Blacks Purported to Embrace Far-Right Agenda

Bishop Harry R. Jackson, Jr. thinks that America is “at a crossroads in terms of thought and political ideology.”

This is the moment in which the conservative movement can win many converts from the black community. In order to accomplish this, conservatives must understand the real concerns of the average African American.

According to Jackson, who launched his “Black Contract with America on Moral Values” last year, the “real concerns of the average African American” are topped with banning same-sex marriage and rejecting “tax-and-spend policies directed at the poor.”

Since joining forces with the far Right – including membership in the influential Arlington Group – Jackson has been a frequent spokesman for right-wing causes. He spoke at the “Justice Sunday: Stopping the Filibuster Against People of Faith” religious rally in support of Bush’s extreme judicial nominees, and told the television audience at “Justice Sunday II” that “You and I can bring the rule and reign of the Cross to America.” He’s scheduled to speak at the Family Research Council’s “Values Voter Summit” later this month.

Gays in particular seem to motivate Jackson’s political efforts.
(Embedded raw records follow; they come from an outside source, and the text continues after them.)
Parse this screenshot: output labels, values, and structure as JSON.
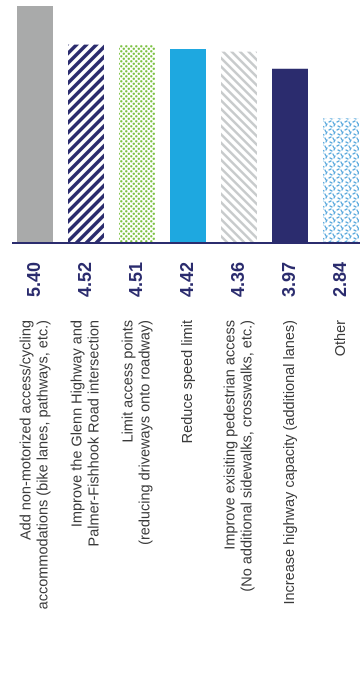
{
  "chart_data": {
    "type": "bar",
    "orientation": "vertical",
    "categories": [
      [
        "Add non-motorized access/cycling",
        "accommodations (bike lanes, pathways, etc.)"
      ],
      [
        "Improve the Glenn Highway and",
        "Palmer-Fishhook Road intersection"
      ],
      [
        "Limit access points",
        "(reducing driveways onto roadway)"
      ],
      [
        "Reduce speed limit"
      ],
      [
        "Improve exisiting pedestrian access",
        "(No additional sidewalks, crosswalks, etc.)"
      ],
      [
        "Increase highway capacity (additional lanes)"
      ],
      [
        "Other"
      ]
    ],
    "values": [
      5.4,
      4.52,
      4.51,
      4.42,
      4.36,
      3.97,
      2.84
    ],
    "value_labels": [
      "5.40",
      "4.52",
      "4.51",
      "4.42",
      "4.36",
      "3.97",
      "2.84"
    ],
    "ylim": [
      0,
      5.4
    ],
    "colors": {
      "axis": "#2b2c6e",
      "value_text": "#2b2c6e",
      "label_text": "#3a3a3a",
      "bar_gray": "#a9aaaa",
      "bar_navy": "#2b2c6e",
      "bar_green": "#7cc142",
      "bar_blue": "#1ea8e0",
      "bar_lightgray": "#c8cbcc",
      "bar_lightblue": "#5aa9dd"
    },
    "bar_styles": [
      "solid-gray",
      "navy-stripes",
      "green-dots",
      "solid-blue",
      "gray-hatch",
      "solid-navy",
      "blue-speckle"
    ],
    "grid": false,
    "legend": "none"
  }
}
In an article in Charisma magazine, Jackson wrote that the “wisdom behind” the “gay agenda” is “clearly satanic,” and he called for an aggressive “counterattack.” He asserted to The New York Times that “Historically when societies have gone off kilter, there has been rampant same-sex marriage.”

Jackson writes that in 2004, he “decided to make a difference by calling on black Christians to vote for George Bush because his morality, governing approach, and conservative values most aligned with theirs.”

The large number of blacks who crossed the color line of the Democratic Party and voted for President Bush showed that dramatic changes were happening.

In fact, only 11 percent of African Americans voted for Bush in 2004, and one year afterwards the president’s approval rating among blacks dropped to 2 percent, suggesting that blacks have yet to embrace the “economic and social values” of the far Right.